Bei der Nichtschülerprüfung muss man mindestens 19 Jahre alt sein und seinen Hauptwohnsitz in dem Bundesland haben, in dem man die Prüfung ablegen möchte. Zudem kann es vorkommen, dass eine entsprechende Prüfungsvorbereitung nachgewiesen werden muss. Ob diese im Selbststudium erfolgte oder an Einrichtungen, spielt dabei keine Rolle. Allerdings ist es nicht möglich, über diesen Weg eine schon bestandene Hochschulberechtigung nochmal zu verbessern.
Bei der Begabtenprüfung muss man mindestens 25 Jahre alt sein, um das Abitur machen zu können.
Zudem braucht es eine Berufsausbildung und 5-7 Jahre Berufserfahrung. Die Prüfungen sind hier um ein Vielfaches schwerer als die Prüfungen an einem Gymnasium. Dafür muss aber nur eine Fremdsprache belegt werden. Sie kann nicht in jedem Bundesland abgelegt werden. Weitere Informationen über die Möglichkeit der Ablegung des Abiturs über die Begabtenprüfung, sowie die Voraussetzungen und den Ablauf der Prüfung erteilen die jeweiligen Kultusministerien.
Vorteile des Abiturs
Warum sollte man das Abitur nachholen? Früher oder später wird man feststellen, dass einem ohne den entsprechenden Abschluss viele Türen im Berufsleben verschlossen bleiben. Das Abitur ist der höchstmögliche Schulabschluss und auch im Ausland hoch geschätzt. So werden mit diesem Abschluss die mitunter auch internationalen Karrierechancen.

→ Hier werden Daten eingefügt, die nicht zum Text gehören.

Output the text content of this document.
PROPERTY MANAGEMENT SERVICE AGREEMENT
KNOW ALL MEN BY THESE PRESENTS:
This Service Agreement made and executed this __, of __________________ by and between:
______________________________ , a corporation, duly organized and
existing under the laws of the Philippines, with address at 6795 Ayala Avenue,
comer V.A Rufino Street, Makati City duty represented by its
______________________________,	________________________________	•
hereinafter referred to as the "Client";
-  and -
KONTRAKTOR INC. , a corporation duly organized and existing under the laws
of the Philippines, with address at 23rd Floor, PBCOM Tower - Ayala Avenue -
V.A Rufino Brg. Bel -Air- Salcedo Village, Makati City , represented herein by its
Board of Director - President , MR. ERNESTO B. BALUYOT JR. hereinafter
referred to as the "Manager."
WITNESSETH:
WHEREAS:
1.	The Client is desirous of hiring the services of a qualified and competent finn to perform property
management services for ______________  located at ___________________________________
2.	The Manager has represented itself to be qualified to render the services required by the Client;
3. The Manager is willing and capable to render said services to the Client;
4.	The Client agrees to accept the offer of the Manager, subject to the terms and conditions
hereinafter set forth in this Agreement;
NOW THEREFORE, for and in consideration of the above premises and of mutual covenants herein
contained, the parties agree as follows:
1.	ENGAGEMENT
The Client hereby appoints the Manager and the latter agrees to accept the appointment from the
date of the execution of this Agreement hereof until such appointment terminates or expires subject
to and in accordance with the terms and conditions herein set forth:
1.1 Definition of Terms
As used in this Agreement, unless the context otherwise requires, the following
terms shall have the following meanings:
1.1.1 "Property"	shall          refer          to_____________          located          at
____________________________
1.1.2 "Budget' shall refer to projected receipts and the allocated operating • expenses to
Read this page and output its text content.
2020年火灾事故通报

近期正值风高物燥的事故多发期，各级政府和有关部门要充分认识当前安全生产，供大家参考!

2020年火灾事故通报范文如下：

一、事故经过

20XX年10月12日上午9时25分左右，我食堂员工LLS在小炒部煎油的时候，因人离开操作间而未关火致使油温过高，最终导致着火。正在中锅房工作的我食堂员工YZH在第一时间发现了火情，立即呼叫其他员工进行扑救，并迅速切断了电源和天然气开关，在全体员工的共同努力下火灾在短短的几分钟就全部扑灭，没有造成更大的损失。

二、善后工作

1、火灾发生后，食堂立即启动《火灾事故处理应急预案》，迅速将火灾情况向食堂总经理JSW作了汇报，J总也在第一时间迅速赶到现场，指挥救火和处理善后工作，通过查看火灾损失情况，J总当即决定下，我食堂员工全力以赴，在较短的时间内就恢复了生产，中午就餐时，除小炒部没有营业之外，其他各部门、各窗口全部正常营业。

Damit verbunden wird auch der Verdienst steigen. Zudem erhält man auch die Möglichkeit, ein Studium zu beginnen.
Dabei ist das deutsche Bildungssystem so aufgebaut, dass nur die Abschlüsse zählen, das Alter spielt keine Rolle. So ist es unerheblich, ob der Abschluss bereits mit 19 oder erst mit 40 Jahren erreicht wird.